Cordilleran Section - 101st Annual Meeting (April 29–May 1, 2005)

Paper No. 9
Presentation Time: 9:00 AM-5:00 PM

THE TERTIARY TRANSITION FROM "SUBDUCTION-RELATED" TO "RIFT-RELATED" MAGMATISM IN SOUTHERN SONORA, MEXICO: A FIELD, PETROLOGIC, AND GEOCHEMICAL STUDY


TILL, Christy, GANS, Phillip and SPERA, Frank, Dept. of Geological Sciences, Univ of California, Santa Barbara, CA 93106, till@umail.ucsb.edu

The coastal province in Sonora, Mexico is characterized by multiple NNW-SSE trending fault-bounded ranges (Sierra El Aguaje, Sierra Liebre, and Sierra Santa Ursula) that expose >1 km thick 20-9 Ma volcanic sequences, which range in composition from basalt to rhyolite. Plate tectonic reconstructions suggest these volcanic rocks were erupted during the transition from subduction to transtension/rifting in the Gulf of California.
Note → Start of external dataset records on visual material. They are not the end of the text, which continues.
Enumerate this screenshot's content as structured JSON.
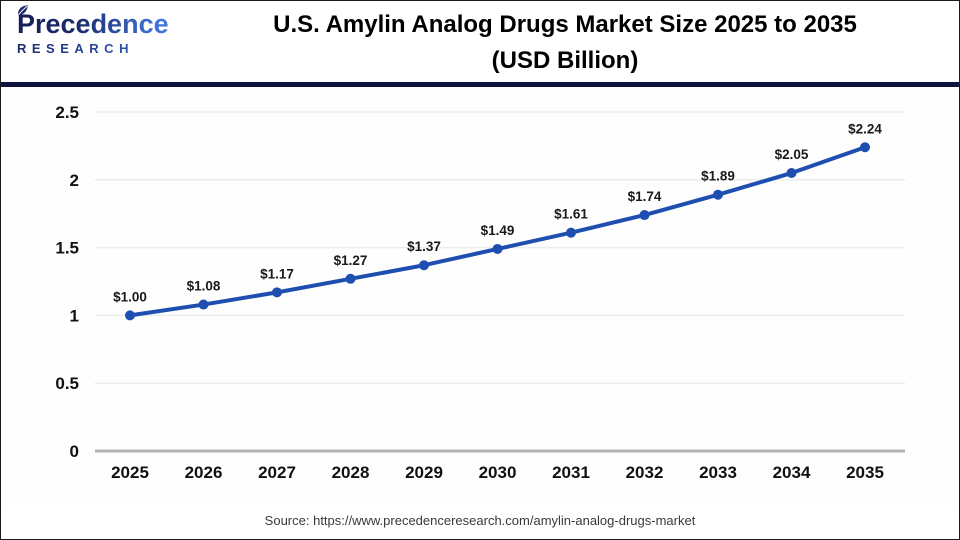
{
  "header": {
    "logo": {
      "line1": "Precedence",
      "line2": "RESEARCH",
      "leaf_icon": "leaf"
    },
    "title_line1": "U.S. Amylin Analog Drugs Market Size 2025 to 2035",
    "title_line2": "(USD Billion)"
  },
  "chart_data": {
    "type": "line",
    "title": "U.S. Amylin Analog Drugs Market Size 2025 to 2035 (USD Billion)",
    "categories": [
      "2025",
      "2026",
      "2027",
      "2028",
      "2029",
      "2030",
      "2031",
      "2032",
      "2033",
      "2034",
      "2035"
    ],
    "values": [
      1.0,
      1.08,
      1.17,
      1.27,
      1.37,
      1.49,
      1.61,
      1.74,
      1.89,
      2.05,
      2.24
    ],
    "data_labels": [
      "$1.00",
      "$1.08",
      "$1.17",
      "$1.27",
      "$1.37",
      "$1.49",
      "$1.61",
      "$1.74",
      "$1.89",
      "$2.05",
      "$2.24"
    ],
    "ylim": [
      0,
      2.5
    ],
    "yticks": [
      0,
      0.5,
      1,
      1.5,
      2,
      2.5
    ],
    "ytick_labels": [
      "0",
      "0.5",
      "1",
      "1.5",
      "2",
      "2.5"
    ],
    "xlabel": "",
    "ylabel": "",
    "grid": true,
    "legend": "none",
    "series_color": "#1e4fb0"
  },
  "footer": {
    "source": "Source: https://www.precedenceresearch.com/amylin-analog-drugs-market"
  },
  "colors": {
    "line": "#1e4fb0",
    "divider_navy": "#10143c",
    "gridline": "#ececec",
    "zero_axis": "#b3b3b3",
    "logo_navy": "#1b2a6b",
    "logo_blue": "#4a7fe0",
    "title_text": "#000000",
    "source_text": "#3a3a3a"
  }
}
Major and trace element geochemistry serves as a fingerprint for both tectonic environments as well as the transition itself. Synsubduction volcanic rocks (>12.5 Ma) have typical arc affinities, including a depletion in high field strength elements (including the characteristic Nb-Ta troughs) and an enrichment in large-ion lithophile elements. They also have significantly higher potassium content and a light rare earth element enrichment, relative to younger samples, which may indicate significant crustal contamination. The syntranstensional volcanic rocks (<12.5 Ma) exhibit a more variable trace element geochemistry, which overall resembles an ocean island basalt (OIB) signature. Previous studies in Baja California and Sierra Santa Ursula suggest there was a dramatic transition from synsubduction calc-alkaline volcanism to syntranstension suboridinate, tholeiitic volcanism, which our study does not show. Aside from these trace element variations, this study shows both groups have fundamentally similar major element geochemisty—they are both calc-alkaline volcanic rocks.